= Ogbunike Caves =

Caves in Ogbunike, Anambra State, Nigeria

The Ogbunike Caves are located in Ogbunike, Anambra State, southeastern Nigeria.

==Site description==
Located in a valley blanketed by tropical rain forest, the collection of caves has been in use over centuries by local people for whom it has particular spiritual significance. This spiritual significance is still apparent, as the "Ime Ogba" celebration is undertaken every year to commemorate the discovery of the caves.

Descending into the valley where the caves are located is a lengthy walkway made up of about 317 steps said to have been constructed by the Anambra State Government in the mid 90s. Visitors must remove their shoes before entering the caves, as per tradition.

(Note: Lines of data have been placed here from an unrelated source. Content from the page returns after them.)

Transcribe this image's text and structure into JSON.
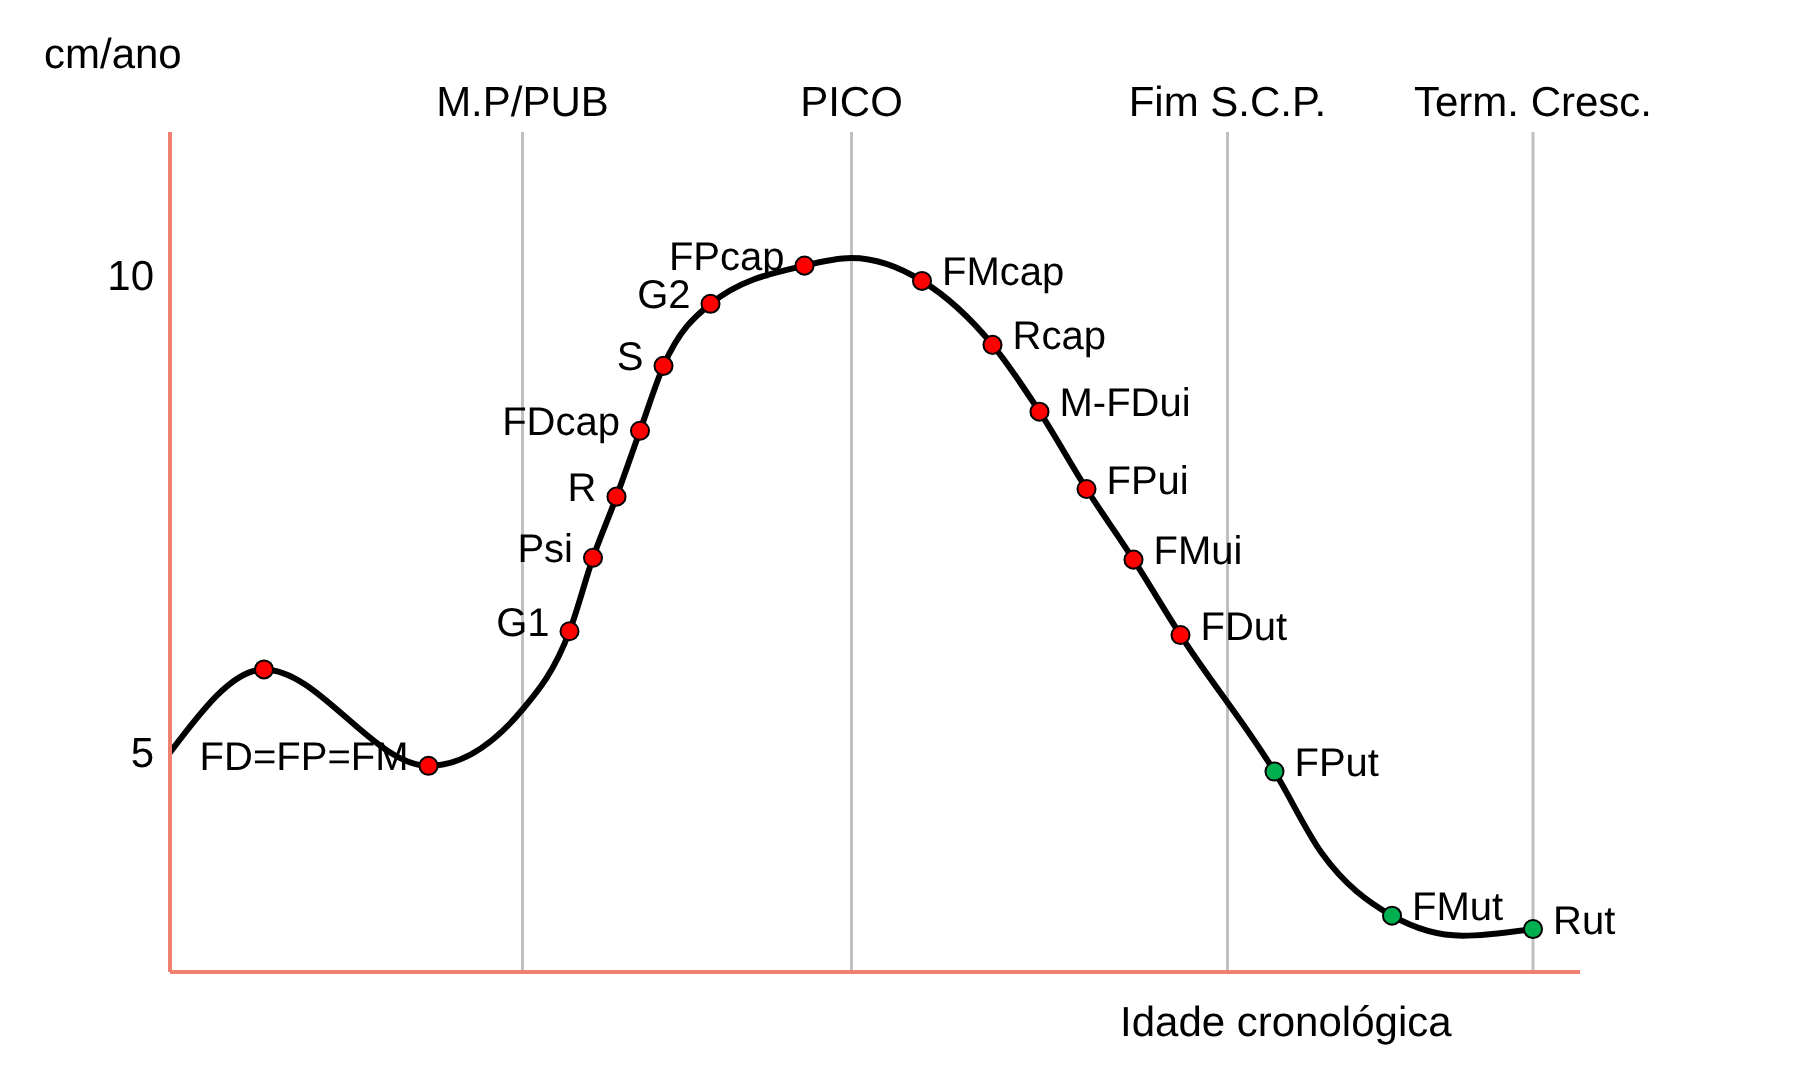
{
  "chart_data": {
    "type": "line",
    "ylabel": "cm/ano",
    "xlabel": "Idade cronológica",
    "ylim": [
      2.7,
      11.5
    ],
    "yticks": [
      5,
      10
    ],
    "grid": "x",
    "categories": [
      null,
      null,
      null,
      null,
      null,
      null,
      null,
      null,
      null,
      null,
      null,
      null,
      null,
      null,
      null,
      "M.P/PUB",
      null,
      null,
      null,
      null,
      null,
      null,
      null,
      null,
      null,
      null,
      null,
      null,
      null,
      "PICO",
      null,
      null,
      null,
      null,
      null,
      null,
      null,
      null,
      null,
      null,
      null,
      null,
      null,
      null,
      null,
      "Fim S.C.P.",
      null,
      null,
      null,
      null,
      null,
      null,
      null,
      null,
      null,
      null,
      null,
      null,
      "Term. Cresc.",
      null,
      null
    ],
    "series": [
      {
        "color": "#000000",
        "marker": "none",
        "values": [
          5.0,
          null,
          null,
          null,
          5.87,
          null,
          null,
          null,
          null,
          null,
          null,
          4.86,
          null,
          null,
          null,
          5.45,
          null,
          6.27,
          7.04,
          7.68,
          8.37,
          9.05,
          null,
          9.7,
          null,
          null,
          null,
          10.1,
          null,
          10.18,
          null,
          null,
          9.94,
          null,
          null,
          9.27,
          null,
          8.57,
          null,
          7.76,
          null,
          7.02,
          null,
          6.23,
          null,
          null,
          null,
          4.8,
          null,
          3.95,
          null,
          null,
          3.29,
          null,
          null,
          3.08,
          null,
          null,
          3.15,
          null,
          null
        ]
      },
      {
        "type": "scatter",
        "marker": "circle",
        "values": [
          null,
          null,
          null,
          null,
          5.87,
          null,
          null,
          null,
          null,
          null,
          null,
          4.86,
          null,
          null,
          null,
          null,
          null,
          6.27,
          7.04,
          7.68,
          8.37,
          9.05,
          null,
          9.7,
          null,
          null,
          null,
          10.1,
          null,
          null,
          null,
          null,
          9.94,
          null,
          null,
          9.27,
          null,
          8.57,
          null,
          7.76,
          null,
          7.02,
          null,
          6.23,
          null,
          null,
          null,
          4.8,
          null,
          null,
          null,
          null,
          3.29,
          null,
          null,
          null,
          null,
          null,
          3.15,
          null,
          null
        ],
        "colors": [
          null,
          null,
          null,
          null,
          "#ff0000",
          null,
          null,
          null,
          null,
          null,
          null,
          "#ff0000",
          null,
          null,
          null,
          null,
          null,
          "#ff0000",
          "#ff0000",
          "#ff0000",
          "#ff0000",
          "#ff0000",
          null,
          "#ff0000",
          null,
          null,
          null,
          "#ff0000",
          null,
          null,
          null,
          null,
          "#ff0000",
          null,
          null,
          "#ff0000",
          null,
          "#ff0000",
          null,
          "#ff0000",
          null,
          "#ff0000",
          null,
          "#ff0000",
          null,
          null,
          null,
          "#00b050",
          null,
          null,
          null,
          null,
          "#00b050",
          null,
          null,
          null,
          null,
          null,
          "#00b050",
          null,
          null
        ],
        "value_labels": [
          null,
          null,
          null,
          null,
          null,
          null,
          null,
          null,
          null,
          null,
          null,
          "FD=FP=FM",
          null,
          null,
          null,
          null,
          null,
          "G1",
          "Psi",
          "R",
          "FDcap",
          "S",
          null,
          "G2",
          null,
          null,
          null,
          "FPcap",
          null,
          null,
          null,
          null,
          "FMcap",
          null,
          null,
          "Rcap",
          null,
          "M-FDui",
          null,
          "FPui",
          null,
          "FMui",
          null,
          "FDut",
          null,
          null,
          null,
          "FPut",
          null,
          null,
          null,
          null,
          "FMut",
          null,
          null,
          null,
          null,
          null,
          "Rut",
          null,
          null
        ]
      }
    ]
  }
}
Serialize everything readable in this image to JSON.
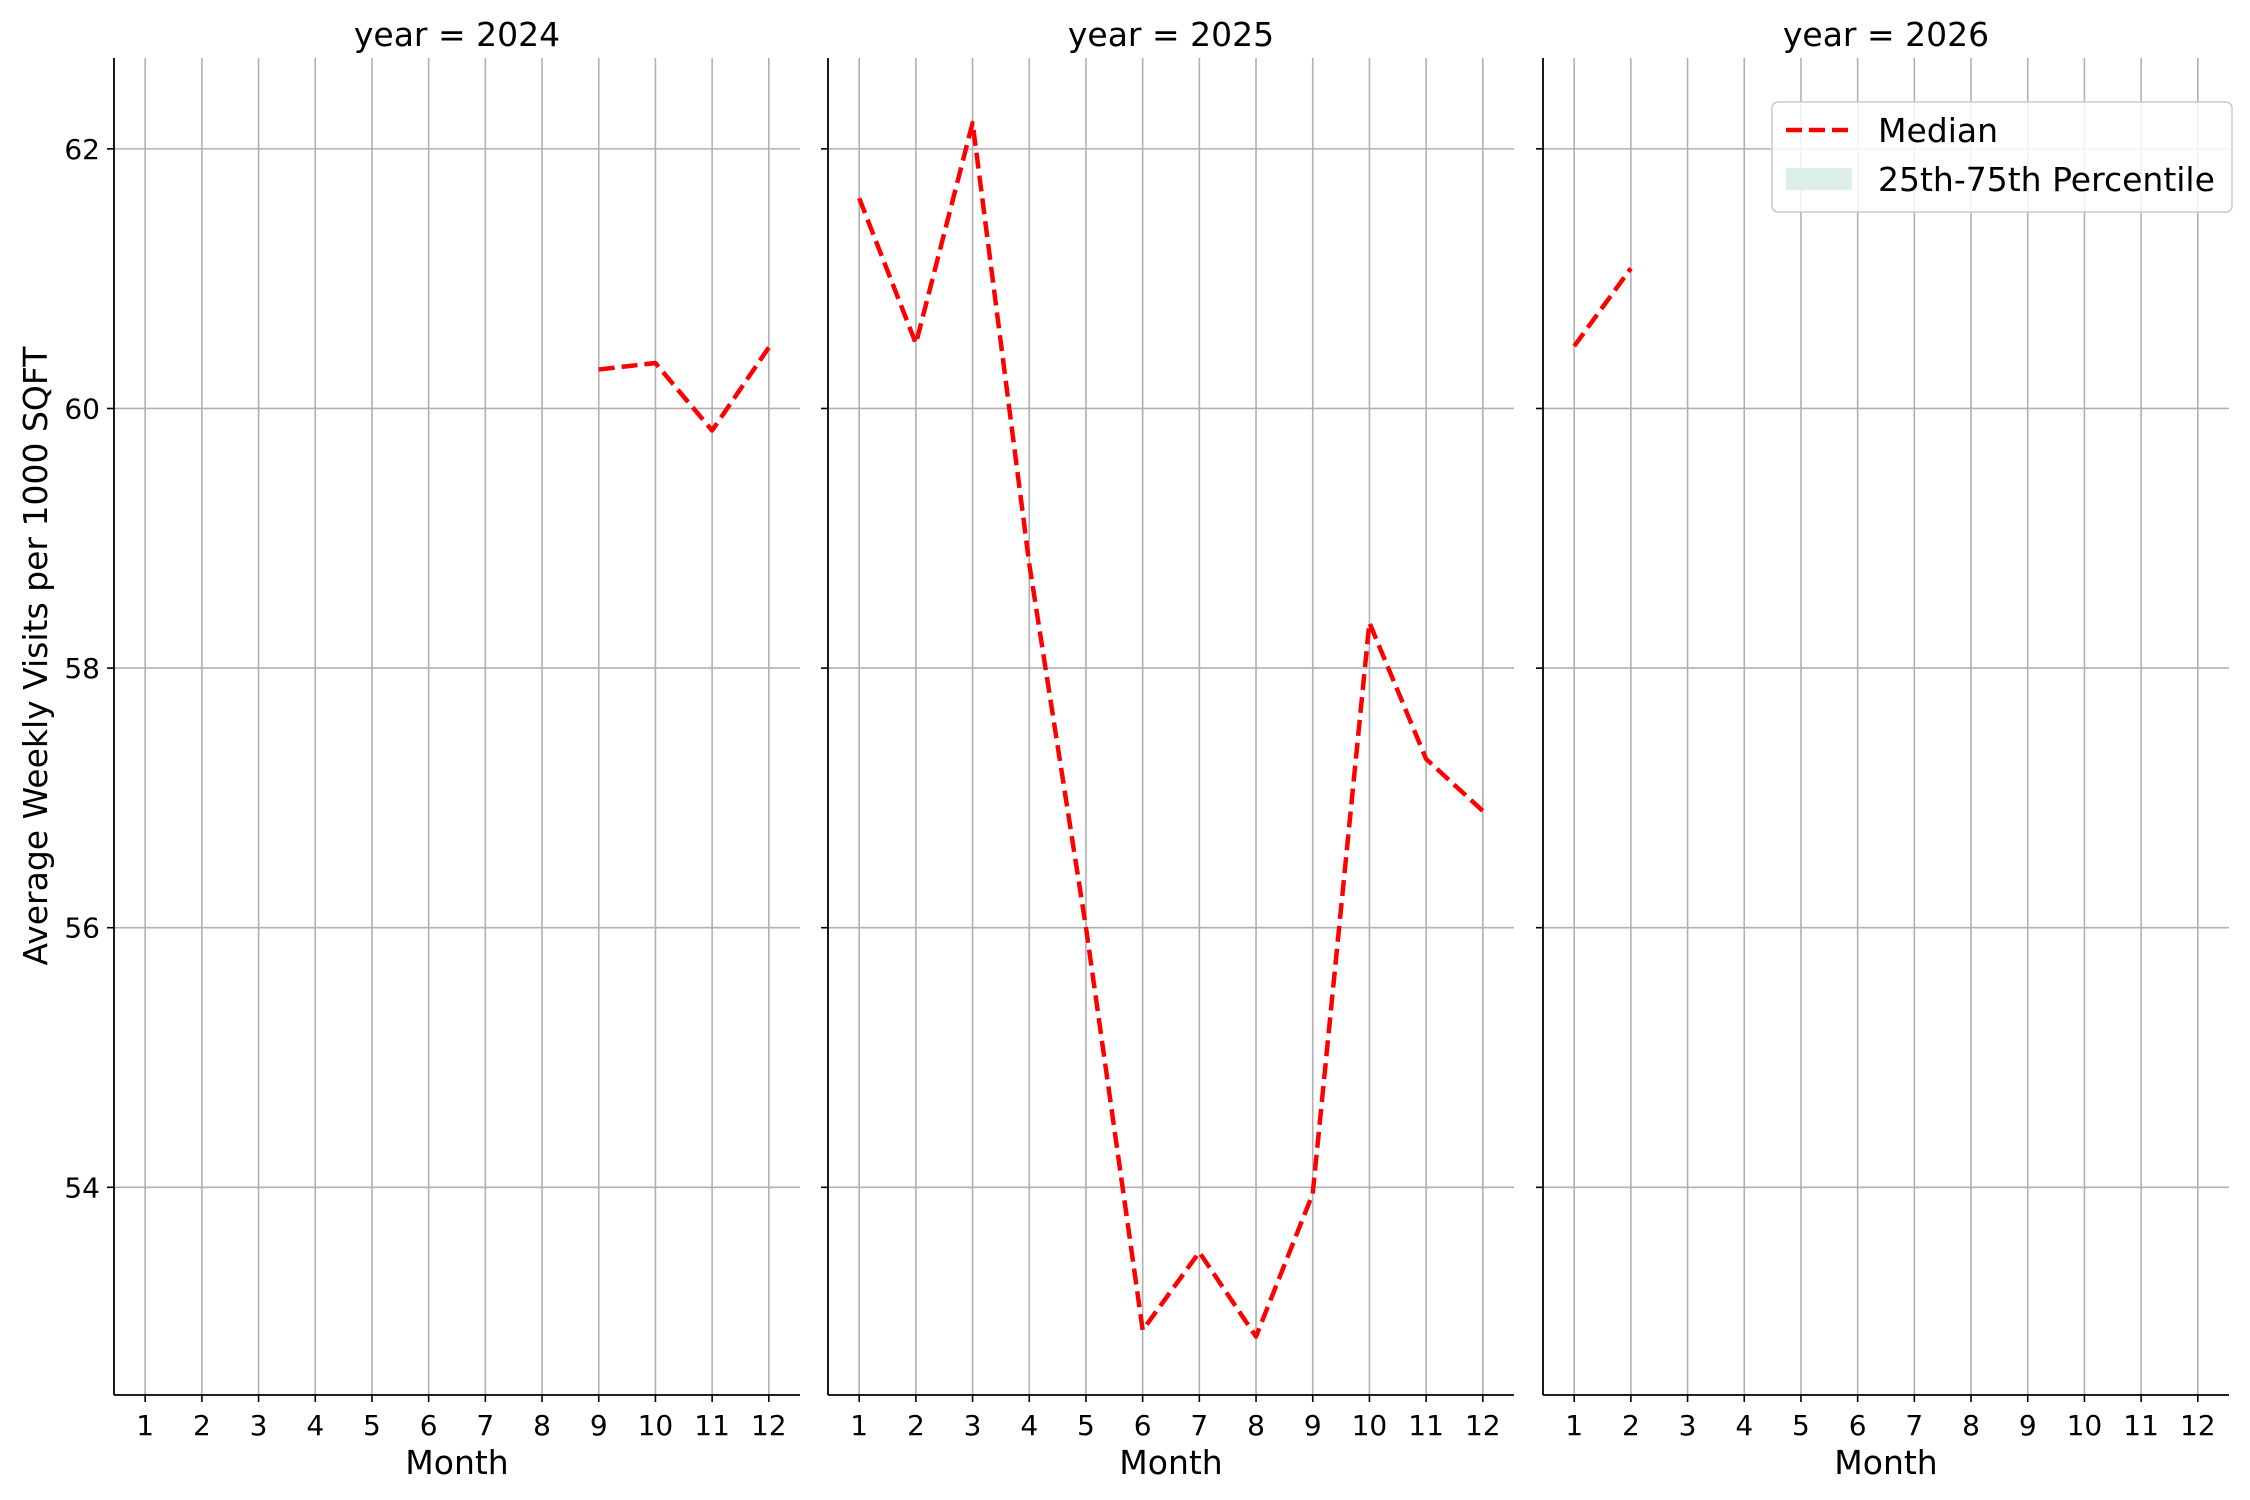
{
  "chart_data": {
    "type": "line",
    "facet_variable": "year",
    "ylabel": "Average Weekly Visits per 1000 SQFT",
    "xlabel": "Month",
    "x_ticks": [
      1,
      2,
      3,
      4,
      5,
      6,
      7,
      8,
      9,
      10,
      11,
      12
    ],
    "y_ticks": [
      54,
      56,
      58,
      60,
      62
    ],
    "ylim": [
      52.4,
      62.7
    ],
    "xlim": [
      0.45,
      12.55
    ],
    "grid": true,
    "legend": {
      "placement": "top-right",
      "entries": [
        {
          "label": "Median",
          "style": "dashed-line",
          "color": "#ff0000"
        },
        {
          "label": "25th-75th Percentile",
          "style": "band",
          "color": "#dcefe9"
        }
      ]
    },
    "series_color": "#ff0000",
    "panels": [
      {
        "title": "year = 2024",
        "median": [
          {
            "x": 9,
            "y": 60.3
          },
          {
            "x": 10,
            "y": 60.35
          },
          {
            "x": 11,
            "y": 59.83
          },
          {
            "x": 12,
            "y": 60.47
          }
        ]
      },
      {
        "title": "year = 2025",
        "median": [
          {
            "x": 1,
            "y": 61.62
          },
          {
            "x": 2,
            "y": 60.5
          },
          {
            "x": 3,
            "y": 62.2
          },
          {
            "x": 4,
            "y": 58.8
          },
          {
            "x": 5,
            "y": 56.0
          },
          {
            "x": 6,
            "y": 52.9
          },
          {
            "x": 7,
            "y": 53.5
          },
          {
            "x": 8,
            "y": 52.85
          },
          {
            "x": 9,
            "y": 53.95
          },
          {
            "x": 10,
            "y": 58.35
          },
          {
            "x": 11,
            "y": 57.3
          },
          {
            "x": 12,
            "y": 56.9
          }
        ]
      },
      {
        "title": "year = 2026",
        "median": [
          {
            "x": 1,
            "y": 60.48
          },
          {
            "x": 2,
            "y": 61.08
          }
        ]
      }
    ]
  }
}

The main cave consists of a massive structure with a big open chamber of about 5m high, 10m wide and 30m long at the entrance. There are ten tunnels at the main chamber leading to different directions. Within the tunnels are big chambers and other tunnels of varying lengths, some of which are inter connected. The caves are occupied by a large colony of bats of various sizes. There are streams and body of water at various places. A stream flows out from one of the tunnels into a rapid flowing river (River Nkissa). At the meeting point of the river and the stream one can feel the warm water from the caves and the cold river water.
Beside this portion of the river is a table land of about 5 X 5 square meters used as a relaxation spot by visitors to the caves. The immediate environment of the caves up to about 200 meters radius is a thick tropical rainforest type of vegetation. The site has sufficient boundaries (20 hectares) to protect its values from direct effects of human encroachment.